原题链接在这里：https://leetcode.com/problems/continuous-subarray-sum/description/

题目：

Given a list of non-negative numbers and a target integer k, write a function to check if the array has a continuous subarray of size at least 2 that sums up to the multiple of k, that is, sums up to n*k where n is also an integer.

Example 1:

Input: [23, 2, 4, 6, 7],  k=6
Output: True
Explanation: Because [2, 4] is a continuous subarray of size 2 and sums up to 6.

Example 2:

Input: [23, 2, 6, 4, 7],  k=6
Output: True
Explanation: Because [23, 2, 6, 4, 7] is an continuous subarray of size 5 and sums up to 42.

Note:

1. The length of the array won't exceed 10,000.
2. You may assume the sum of all the numbers is in the range of a signed 32-bit integer.

题解：

需要求有没有一段长度大于等于2的subarray的和是k的倍数.

保存之前每个点sum%k的值, 若是又出现了相同的值, 那么这一段subarray的和就是k的倍数.

然后看看这段长度是否大于等于2.

初始化HashMap<Integer, Integer> hm来记录到index i 时的sum%k 和 i的对应关系.

先赋值(0,-1). 原因是sum有包括nums[0]的情况.

这里通过初始index -1 和 i - hm.get(sum%k) > 1来确保. 

计算当前值的sum, 若k不是0, sum = sum%k. 看hm中是否已经有过这个余数, 若有看index差是否大于1, 没有就加进hm中.

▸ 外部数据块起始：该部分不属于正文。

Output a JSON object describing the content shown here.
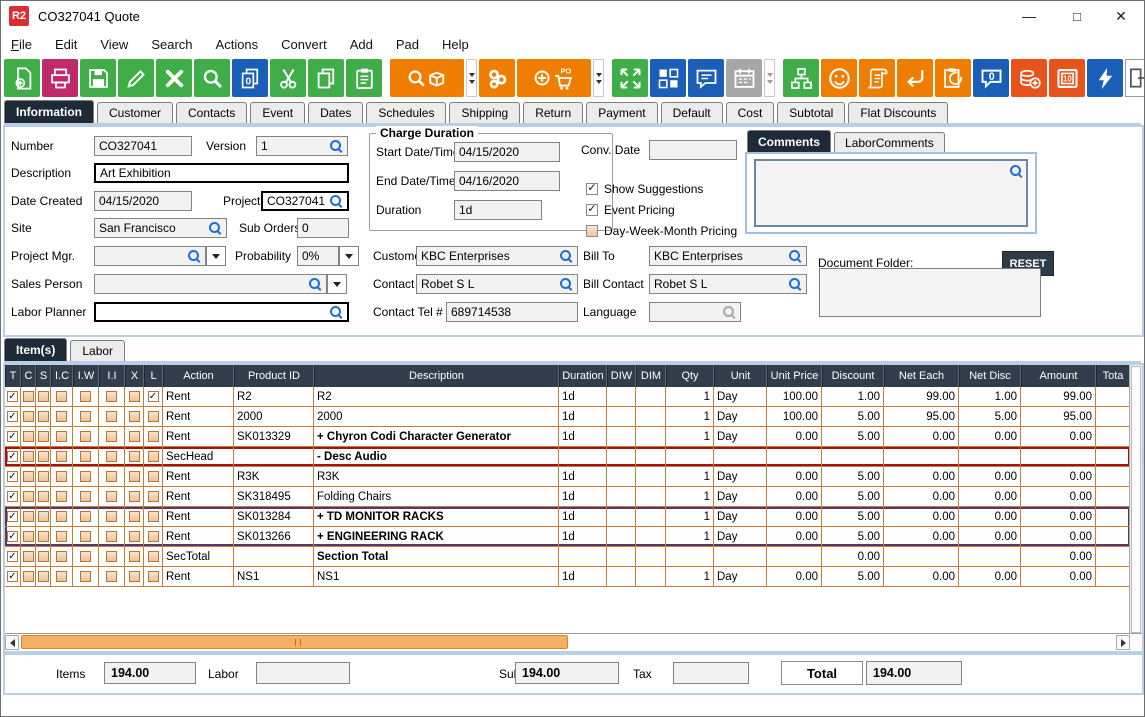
{
  "window": {
    "title": "CO327041 Quote",
    "logo": "R2",
    "controls": {
      "minimize": "minimize",
      "maximize": "maximize",
      "close": "close"
    }
  },
  "menu": {
    "items": [
      "File",
      "Edit",
      "View",
      "Search",
      "Actions",
      "Convert",
      "Add",
      "Pad",
      "Help"
    ]
  },
  "toolbar": {
    "buttons": [
      {
        "name": "new-record",
        "color": "#3fae49"
      },
      {
        "name": "print",
        "color": "#c02a68"
      },
      {
        "name": "save",
        "color": "#3fae49"
      },
      {
        "name": "edit",
        "color": "#3fae49"
      },
      {
        "name": "delete",
        "color": "#3fae49"
      },
      {
        "name": "search",
        "color": "#3fae49"
      },
      {
        "name": "copy-zero",
        "color": "#1a5eb8"
      },
      {
        "name": "cut",
        "color": "#3fae49"
      },
      {
        "name": "copy",
        "color": "#3fae49"
      },
      {
        "name": "paste",
        "color": "#3fae49"
      },
      {
        "name": "find-item",
        "color": "#ef7d00",
        "wide": true,
        "dd": true,
        "gap": true
      },
      {
        "name": "gears",
        "color": "#ef7d00"
      },
      {
        "name": "add-po",
        "color": "#ef7d00",
        "wide": true,
        "dd": true
      },
      {
        "name": "expand",
        "color": "#3fae49",
        "gap": true
      },
      {
        "name": "layout",
        "color": "#1a5eb8"
      },
      {
        "name": "comment",
        "color": "#1a5eb8"
      },
      {
        "name": "calendar",
        "color": "#a7a7a7",
        "dd": true,
        "disabled": true
      },
      {
        "name": "hierarchy",
        "color": "#3fae49",
        "gap": true
      },
      {
        "name": "smiley",
        "color": "#ef7d00"
      },
      {
        "name": "scroll",
        "color": "#ef7d00"
      },
      {
        "name": "return",
        "color": "#ef7d00"
      },
      {
        "name": "transfer",
        "color": "#ef7d00"
      },
      {
        "name": "speech-zero",
        "color": "#1a5eb8"
      },
      {
        "name": "coins-add",
        "color": "#e8531c"
      },
      {
        "name": "vault",
        "color": "#e8531c"
      },
      {
        "name": "lightning",
        "color": "#1a5eb8"
      }
    ],
    "exit": {
      "name": "exit"
    }
  },
  "tabs": {
    "items": [
      "Information",
      "Customer",
      "Contacts",
      "Event",
      "Dates",
      "Schedules",
      "Shipping",
      "Return",
      "Payment",
      "Default",
      "Cost",
      "Subtotal",
      "Flat Discounts"
    ],
    "selected": "Information"
  },
  "info": {
    "number": {
      "label": "Number",
      "value": "CO327041"
    },
    "version": {
      "label": "Version",
      "value": "1"
    },
    "description": {
      "label": "Description",
      "value": "Art Exhibition"
    },
    "date_created": {
      "label": "Date Created",
      "value": "04/15/2020"
    },
    "project": {
      "label": "Project",
      "value": "CO327041"
    },
    "site": {
      "label": "Site",
      "value": "San Francisco"
    },
    "sub_orders": {
      "label": "Sub Orders",
      "value": "0"
    },
    "project_mgr": {
      "label": "Project Mgr.",
      "value": ""
    },
    "probability": {
      "label": "Probability",
      "value": "0%"
    },
    "sales_person": {
      "label": "Sales Person",
      "value": ""
    },
    "labor_planner": {
      "label": "Labor Planner",
      "value": ""
    },
    "charge_duration": {
      "legend": "Charge Duration",
      "start": {
        "label": "Start Date/Time",
        "value": "04/15/2020"
      },
      "end": {
        "label": "End Date/Time",
        "value": "04/16/2020"
      },
      "duration": {
        "label": "Duration",
        "value": "1d"
      }
    },
    "conv_date": {
      "label": "Conv. Date",
      "value": ""
    },
    "options": [
      {
        "label": "Show Suggestions",
        "checked": true
      },
      {
        "label": "Event Pricing",
        "checked": true
      },
      {
        "label": "Day-Week-Month Pricing",
        "checked": false
      }
    ],
    "customer": {
      "label": "Customer",
      "value": "KBC Enterprises"
    },
    "bill_to": {
      "label": "Bill To",
      "value": "KBC Enterprises"
    },
    "contact": {
      "label": "Contact",
      "value": "Robet S L"
    },
    "bill_contact": {
      "label": "Bill Contact",
      "value": "Robet S L"
    },
    "contact_tel": {
      "label": "Contact Tel #",
      "value": "689714538"
    },
    "language": {
      "label": "Language",
      "value": ""
    },
    "comments_tabs": {
      "items": [
        "Comments",
        "LaborComments"
      ],
      "selected": "Comments"
    },
    "document_folder": {
      "label": "Document Folder:",
      "reset": "RESET"
    }
  },
  "items_panel": {
    "tabs": [
      "Item(s)",
      "Labor"
    ],
    "selected": "Item(s)"
  },
  "table": {
    "columns": [
      "T",
      "C",
      "S",
      "I.C",
      "I.W",
      "I.I",
      "X",
      "L",
      "Action",
      "Product ID",
      "Description",
      "Duration",
      "DIW",
      "DIM",
      "Qty",
      "Unit",
      "Unit Price",
      "Discount",
      "Net Each",
      "Net Disc",
      "Amount",
      "Tota"
    ],
    "rows": [
      {
        "checks": [
          1,
          0,
          0,
          0,
          0,
          0,
          0,
          1
        ],
        "action": "Rent",
        "product_id": "R2",
        "description": "R2",
        "bold": false,
        "duration": "1d",
        "diw": "",
        "dim": "",
        "qty": "1",
        "unit": "Day",
        "unit_price": "100.00",
        "discount": "1.00",
        "net_each": "99.00",
        "net_disc": "1.00",
        "amount": "99.00",
        "tota": "",
        "style": "normal"
      },
      {
        "checks": [
          1,
          0,
          0,
          0,
          0,
          0,
          0,
          0
        ],
        "action": "Rent",
        "product_id": "2000",
        "description": "2000",
        "bold": false,
        "duration": "1d",
        "diw": "",
        "dim": "",
        "qty": "1",
        "unit": "Day",
        "unit_price": "100.00",
        "discount": "5.00",
        "net_each": "95.00",
        "net_disc": "5.00",
        "amount": "95.00",
        "tota": "",
        "style": "normal"
      },
      {
        "checks": [
          1,
          0,
          0,
          0,
          0,
          0,
          0,
          0
        ],
        "action": "Rent",
        "product_id": "SK013329",
        "description": "+  Chyron Codi Character Generator",
        "bold": true,
        "duration": "1d",
        "diw": "",
        "dim": "",
        "qty": "1",
        "unit": "Day",
        "unit_price": "0.00",
        "discount": "5.00",
        "net_each": "0.00",
        "net_disc": "0.00",
        "amount": "0.00",
        "tota": "",
        "style": "normal"
      },
      {
        "checks": [
          1,
          0,
          0,
          0,
          0,
          0,
          0,
          0
        ],
        "action": "SecHead",
        "product_id": "",
        "description": "-  Desc Audio",
        "bold": true,
        "duration": "",
        "diw": "",
        "dim": "",
        "qty": "",
        "unit": "",
        "unit_price": "",
        "discount": "",
        "net_each": "",
        "net_disc": "",
        "amount": "",
        "tota": "",
        "style": "red"
      },
      {
        "checks": [
          1,
          0,
          0,
          0,
          0,
          0,
          0,
          0
        ],
        "action": "Rent",
        "product_id": "R3K",
        "description": "R3K",
        "bold": false,
        "duration": "1d",
        "diw": "",
        "dim": "",
        "qty": "1",
        "unit": "Day",
        "unit_price": "0.00",
        "discount": "5.00",
        "net_each": "0.00",
        "net_disc": "0.00",
        "amount": "0.00",
        "tota": "",
        "style": "normal"
      },
      {
        "checks": [
          1,
          0,
          0,
          0,
          0,
          0,
          0,
          0
        ],
        "action": "Rent",
        "product_id": "SK318495",
        "description": "Folding Chairs",
        "bold": false,
        "duration": "1d",
        "diw": "",
        "dim": "",
        "qty": "1",
        "unit": "Day",
        "unit_price": "0.00",
        "discount": "5.00",
        "net_each": "0.00",
        "net_disc": "0.00",
        "amount": "0.00",
        "tota": "",
        "style": "normal"
      },
      {
        "checks": [
          1,
          0,
          0,
          0,
          0,
          0,
          0,
          0
        ],
        "action": "Rent",
        "product_id": "SK013284",
        "description": "+  TD MONITOR RACKS",
        "bold": true,
        "duration": "1d",
        "diw": "",
        "dim": "",
        "qty": "1",
        "unit": "Day",
        "unit_price": "0.00",
        "discount": "5.00",
        "net_each": "0.00",
        "net_disc": "0.00",
        "amount": "0.00",
        "tota": "",
        "style": "ptop"
      },
      {
        "checks": [
          1,
          0,
          0,
          0,
          0,
          0,
          0,
          0
        ],
        "action": "Rent",
        "product_id": "SK013266",
        "description": "+  ENGINEERING RACK",
        "bold": true,
        "duration": "1d",
        "diw": "",
        "dim": "",
        "qty": "1",
        "unit": "Day",
        "unit_price": "0.00",
        "discount": "5.00",
        "net_each": "0.00",
        "net_disc": "0.00",
        "amount": "0.00",
        "tota": "",
        "style": "pbot"
      },
      {
        "checks": [
          1,
          0,
          0,
          0,
          0,
          0,
          0,
          0
        ],
        "action": "SecTotal",
        "product_id": "",
        "description": "Section Total",
        "bold": true,
        "duration": "",
        "diw": "",
        "dim": "",
        "qty": "",
        "unit": "",
        "unit_price": "",
        "discount": "0.00",
        "net_each": "",
        "net_disc": "",
        "amount": "0.00",
        "tota": "",
        "style": "normal"
      },
      {
        "checks": [
          1,
          0,
          0,
          0,
          0,
          0,
          0,
          0
        ],
        "action": "Rent",
        "product_id": "NS1",
        "description": "NS1",
        "bold": false,
        "duration": "1d",
        "diw": "",
        "dim": "",
        "qty": "1",
        "unit": "Day",
        "unit_price": "0.00",
        "discount": "5.00",
        "net_each": "0.00",
        "net_disc": "0.00",
        "amount": "0.00",
        "tota": "",
        "style": "normal"
      }
    ]
  },
  "totals": {
    "items": {
      "label": "Items",
      "value": "194.00"
    },
    "labor": {
      "label": "Labor",
      "value": ""
    },
    "subtotal": {
      "label": "Subtotal",
      "value": "194.00"
    },
    "tax": {
      "label": "Tax",
      "value": ""
    },
    "total": {
      "label": "Total",
      "value": "194.00"
    }
  }
}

答案有大于1的return true说明减掉之前的那段正好把余数减光. 若一直没有return false.

Note: check hm.containsKey(sum) and i - hm.get(sum) separately. Since later else should only applies for !hm.containsKey(sum).

Time Complexity: O(nums.length).

Space: O(nums.length).

AC Java:

class Solution {
    public boolean checkSubarraySum(int[] nums, int k) {
        HashMap<Integer, Integer> hm = new HashMap<Integer, Integer>();
        hm.put(0,-1);
        
        int sum = 0;
        for(int i = 0; i<nums.length; i++){
            sum += nums[i];
            if(k != 0){
                sum = sum%k;
            }
            
            if(hm.containsKey(sum)){
                if(i-hm.get(sum)>1){
                    return true;   
                }
            }else{
                hm.put(sum, i);
            }
        }
        return false;
    }
}

类似Subarray Sum Equals K.